Daniel goes back to his work. Jack picks up a long, intricately carved rod and inspects it. 

“Hey guys.”

They both look up to see Carter in the doorway.

“Hey Sam,” Daniel says evenly. Too evenly. Jack shoots him a glare.

“Teal’c wants ice cream,” Sam says. “I was going to go up top and go to Baskin Robbins and bring it back. You guys want to come?”

“I’m working,” Daniel says.

“Sir?” she asks.

“Uh...”

“Oh go on, Jack,” Daniel says. “Keep the poor woman company.” 

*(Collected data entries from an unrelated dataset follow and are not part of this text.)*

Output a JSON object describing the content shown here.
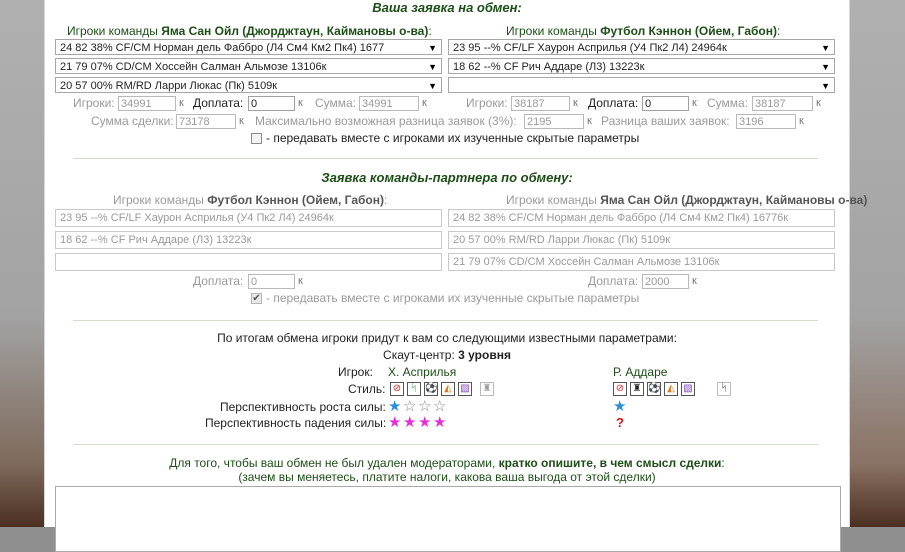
{
  "request": {
    "title": "Ваша заявка на обмен:",
    "left_header": {
      "prefix": "Игроки команды ",
      "team": "Яма Сан Ойл (Джорджтаун, Каймановы о-ва)",
      "suffix": ":"
    },
    "right_header": {
      "prefix": "Игроки команды ",
      "team": "Футбол Кэннон (Ойем, Габон)",
      "suffix": ":"
    },
    "left_players": [
      "24 82 38% CF/CM Норман дель Фаббро (Л4 См4 Км2 Пк4) 1677",
      "21 79 07% CD/CM Хоссейн Салман Альмозе 13106к",
      "20 57 00% RM/RD Ларри Люкас (Пк) 5109к"
    ],
    "right_players": [
      "23 95 --% CF/LF Хаурон Асприлья (У4 Пк2 Л4) 24964к",
      "18 62 --% CF Рич Аддаре (Л3) 13223к",
      ""
    ],
    "left_totals": {
      "players_label": "Игроки:",
      "players_value": "34991",
      "extra_label": "Доплата:",
      "extra_value": "0",
      "sum_label": "Сумма:",
      "sum_value": "34991",
      "unit": "к"
    },
    "right_totals": {
      "players_label": "Игроки:",
      "players_value": "38187",
      "extra_label": "Доплата:",
      "extra_value": "0",
      "sum_label": "Сумма:",
      "sum_value": "38187",
      "unit": "к"
    },
    "deal_sum_label": "Сумма сделки:",
    "deal_sum_value": "73178",
    "max_diff_label": "Максимально возможная разница заявок (3%):",
    "max_diff_value": "2195",
    "your_diff_label": "Разница ваших заявок:",
    "your_diff_value": "3196",
    "unit": "к",
    "hidden_params_label": "- передавать вместе с игроками их изученные скрытые параметры"
  },
  "partner": {
    "title": "Заявка команды-партнера по обмену:",
    "left_header": {
      "prefix": "Игроки команды ",
      "team": "Футбол Кэннон (Ойем, Габон)",
      "suffix": ":"
    },
    "right_header": {
      "prefix": "Игроки команды ",
      "team": "Яма Сан Ойл (Джорджтаун, Каймановы о-ва)",
      "suffix": ":"
    },
    "left_players": [
      "23 95 --% CF/LF Хаурон Асприлья (У4 Пк2 Л4) 24964к",
      "18 62 --% CF Рич Аддаре (Л3) 13223к",
      ""
    ],
    "right_players": [
      "24 82 38% CF/CM Норман дель Фаббро (Л4 См4 Км2 Пк4) 16776к",
      "20 57 00% RM/RD Ларри Люкас (Пк) 5109к",
      "21 79 07% CD/CM Хоссейн Салман Альмозе 13106к"
    ],
    "left_extra_label": "Доплата:",
    "left_extra_value": "0",
    "right_extra_label": "Доплата:",
    "right_extra_value": "2000",
    "unit": "к",
    "hidden_params_label": "- передавать вместе с игроками их изученные скрытые параметры"
  },
  "result": {
    "intro": "По итогам обмена игроки придут к вам со следующими известными параметрами:",
    "scout_label": "Скаут-центр: ",
    "scout_value": "3 уровня",
    "player_label": "Игрок:",
    "player1": "Х. Асприлья",
    "player2": "Р. Аддаре",
    "style_label": "Стиль:",
    "growth_label": "Перспективность роста силы:",
    "decline_label": "Перспективность падения силы:",
    "unknown_mark": "?"
  },
  "footer": {
    "line1_prefix": "Для того, чтобы ваш обмен не был удален модераторами, ",
    "line1_bold": "кратко опишите, в чем смысл сделки",
    "line1_suffix": ":",
    "line2": "(зачем вы меняетесь, платите налоги, какова ваша выгода от этой сделки)"
  }
}
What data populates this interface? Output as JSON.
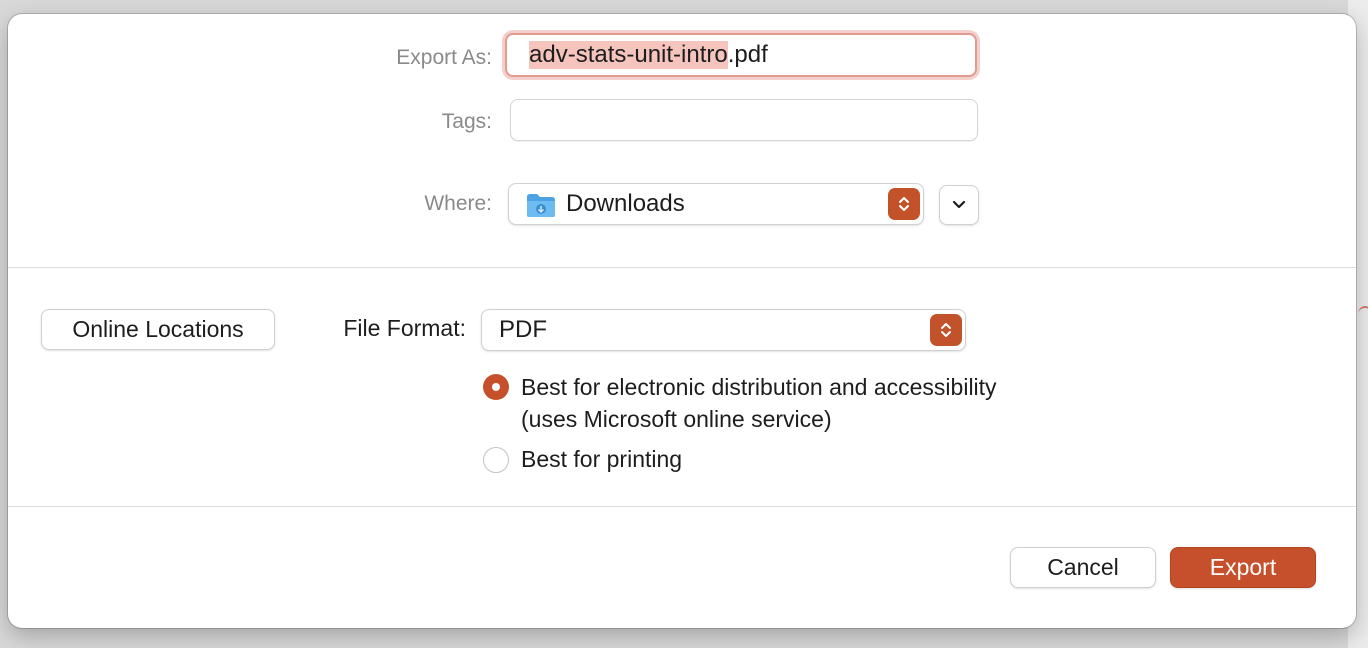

“I don’t know,” Jack says.

“You were just complaining about being bored,” Daniel says. “Go get ice cream. With _Sam_.”

“I can go alone,” Carter says. She’s starting to suspect something fishy is happening.

“All right,” Jack says. “Let’s go. But we’re not bringing any back for Daniel.”

“Whatever,” Daniel says.

“What was that about?” Carter asks when they’re in the elevator. 

“Just Daniel and his whack-job theories,” Jack says.

“About P4F-991?” she asks.

“Not exactly,” he says. She frowns, but doesn’t push it. They’re in the car before he talks again. “Carter?”

“Yes?” she asks.

“Do we spend too much time together?” he asks.

“Not every job requires the work hours that this one does,” she concedes. 

“I didn’t mean work,” he says.

“And not every team is like SG-1 but we clock a lot of field hours together. The science teams don’t really have the same experience and you know how the jarheads are,” she continues. “But I don’t think there’s some sort of limit of time a team should spend together, no.”

“I don’t... I don’t mean SG-1,” he says. 

She glances at him briefly. They are heading down the mountain and the road is too curvy for her to pull her focus away but he sees her bite at the side of her mouth in thought. 

“You mean you and me,” she says.

“Yeah,” he says. “You and me.”

“Daniel is just trying to get your goat, sir,” she says. 

“He got me thinking,” Jack says.

“If you’d like your free time back, I understand sir. We work a lot of hours and spending what off-time you have with your subordinates can be counterproductive,” she says.

“Carter, it isn’t...”

“We didn’t do anything wrong,” she says. 

“No one is saying that we did,” he says.

“So let me have this reason,” she says. “Let it be this.”

“Alone time,” he says. “Is what got us into this mess in the first place.”

“Now I’m a mess?” 

“No,” he defends. “I didn’t mean...”

“Team members eat food, you said.” She slows down as they approach the bottom of the hill and she eases into town. “We’re already here, you said, we should just bowl.”

“I did.”

“I was following your lead, sir, even against my better judgement,” she admits. 

“I take any and all blame,” he says. “I do.”

She sighs, rolls her eyes. “I knew better,” she says, softer now. “I ignored it.”

“Me too,” he says. “That little feeling in my guts that said danger.”

“We didn’t do anything _wrong_.”

“We’re gonna keep it that way, is all,” he says. 

He waits in the car while she picks up a few pints of ice cream. He holds the paper bag on his lap, cool against his leg. They stay quiet on the return trip. 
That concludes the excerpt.